Quello stile di canto, tra l'altro, lo abbiamo inventato noi, nella prima metà dell'Ottocento. Era una eredità delle scuole di virtuosismo dei castrati del Settecento. In maniera più civile e meno cruenta passò di mano, finendo alle grandi dive, capaci di estensioni di registro talmente ampie da stordire i primi ascoltatori: quei voli agli estremi della tessitura, su in cielo e giù negli abissi, fecero coniare il termine, nelle prime cronache, di ermafroditismo della voce. Anche in Violetta, nel primo atto di Traviata, arriva ancora un'eco di quella pratica tanto biforcata nelle due opposte direzioni. E più conturbanti sono i suoi momenti di canto scuro, nel registro grave, che le puntature, su nell'acuto, fino al mi bemolle della cadenza della Cabaletta.

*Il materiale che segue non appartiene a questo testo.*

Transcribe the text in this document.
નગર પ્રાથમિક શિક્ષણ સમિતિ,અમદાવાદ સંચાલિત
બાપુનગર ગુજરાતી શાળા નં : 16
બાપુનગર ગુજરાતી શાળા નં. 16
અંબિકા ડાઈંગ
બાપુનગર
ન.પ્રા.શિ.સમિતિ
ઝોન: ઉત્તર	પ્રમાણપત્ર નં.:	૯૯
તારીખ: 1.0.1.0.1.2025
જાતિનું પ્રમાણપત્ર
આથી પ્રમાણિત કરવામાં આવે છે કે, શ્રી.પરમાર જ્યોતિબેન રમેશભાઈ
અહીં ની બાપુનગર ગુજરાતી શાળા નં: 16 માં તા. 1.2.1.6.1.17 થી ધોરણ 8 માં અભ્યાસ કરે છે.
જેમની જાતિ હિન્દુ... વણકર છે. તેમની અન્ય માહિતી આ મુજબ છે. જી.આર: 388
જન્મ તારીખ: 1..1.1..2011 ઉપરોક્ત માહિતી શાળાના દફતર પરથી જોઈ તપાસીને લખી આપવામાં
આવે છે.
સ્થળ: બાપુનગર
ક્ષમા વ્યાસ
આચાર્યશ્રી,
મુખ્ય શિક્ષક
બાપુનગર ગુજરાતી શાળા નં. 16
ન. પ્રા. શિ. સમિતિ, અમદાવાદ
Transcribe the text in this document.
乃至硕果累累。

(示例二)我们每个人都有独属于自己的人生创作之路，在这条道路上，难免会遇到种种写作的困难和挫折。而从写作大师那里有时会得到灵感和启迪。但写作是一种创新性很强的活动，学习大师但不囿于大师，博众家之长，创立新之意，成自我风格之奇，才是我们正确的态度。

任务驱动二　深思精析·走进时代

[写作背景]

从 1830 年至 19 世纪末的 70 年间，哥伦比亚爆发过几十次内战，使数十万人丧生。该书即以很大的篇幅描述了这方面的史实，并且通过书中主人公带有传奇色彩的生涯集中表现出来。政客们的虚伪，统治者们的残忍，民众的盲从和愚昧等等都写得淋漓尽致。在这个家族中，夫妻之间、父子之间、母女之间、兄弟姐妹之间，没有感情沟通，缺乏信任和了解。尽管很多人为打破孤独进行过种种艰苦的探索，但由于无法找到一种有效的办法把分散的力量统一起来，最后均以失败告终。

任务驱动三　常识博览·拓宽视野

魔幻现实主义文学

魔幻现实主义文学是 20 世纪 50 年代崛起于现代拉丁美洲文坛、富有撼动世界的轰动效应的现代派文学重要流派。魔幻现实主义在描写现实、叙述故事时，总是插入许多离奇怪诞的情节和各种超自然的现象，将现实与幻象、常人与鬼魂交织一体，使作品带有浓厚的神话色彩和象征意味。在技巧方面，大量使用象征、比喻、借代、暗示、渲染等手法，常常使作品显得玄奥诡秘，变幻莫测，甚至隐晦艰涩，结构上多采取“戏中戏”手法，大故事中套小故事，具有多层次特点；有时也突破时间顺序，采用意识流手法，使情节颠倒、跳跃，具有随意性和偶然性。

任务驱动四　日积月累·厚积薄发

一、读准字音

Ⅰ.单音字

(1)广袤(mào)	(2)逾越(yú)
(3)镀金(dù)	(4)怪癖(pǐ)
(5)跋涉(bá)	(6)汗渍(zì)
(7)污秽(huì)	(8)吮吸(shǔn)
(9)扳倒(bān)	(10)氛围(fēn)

Senza clamori, senza spettacolarità divistiche, Diana sta preparando un titolo pericoloso: nella storia della Scala, Traviata non è mai stata scelta come titolo inaugurale della stagione, proprio per evitare alla primadonna un terreno insidioso. La difficoltà principale della scrittura per il soprano, risiede nel fatto che ci vorrebbero tre cantanti diverse per reggere il ruolo, una per atto. La definizione è un po' semplificata, ma corrisponde a una realtà di scrittura: Verdi, nella sua pittura del profilo femminile di Violetta, in ciascun atto la dipinge con tratti vocali che restituiscono le tre età interiori del suo cuore di donna. Nel primo è una ragazza, decisamente ancora adolescente nelle corse tra le note, negli scarti imbizzarriti, nella determinazione assoluta: Verdi le destina le forme di Recitativo-Cavatina-Cabaletta, quelle della tradizione belcantistica. Nel secondo è donna, pacata nella fermezza, capace di pareggiare in un duello di declamato incisivo gli affronti di Germont padre. Ma anche consapevole negli abbandoni morbidi, ampi, di orizzontale espansione, come nell'"Amami Alfredo". Nel terzo Violetta è diventata una anziana: parla per sentenze, per proverbi, guarda al passato, e il canto la rispecchia, spezzato, spaziato nei silenzi, fino al parlato.

Diana Damrau, 43 anni, venti sulle scene, nata a Nünzburg, piccolo centro della Baviera, ha le carte in regola per superare a pieni voti l'atto più periglioso, il primo, con la grande scena solistica e le scoperte colorature. Perché detiene da tempo lo scettro di incontrastata "Regina della Notte" nelle più belle produzioni del Flauto magico, da Salisburgo a New York. Ma canta anche tanto Bellini (il suo secondo autore, dopo Mozart) da aver imparato, dall'interno, tutte le sfumature della malinconia e della introspezione. E non disdegna la contemporanea (in ottobre, all'an der Wien ha portato al trionfo la nuova opera di un trentenne inglese). Dunque sa che la musica vive perché rispecchia il presente. La modernità del teatro di Verdi potrebbe incontrare in lei una interprete ideale. Incrociando le dita, naturalmente.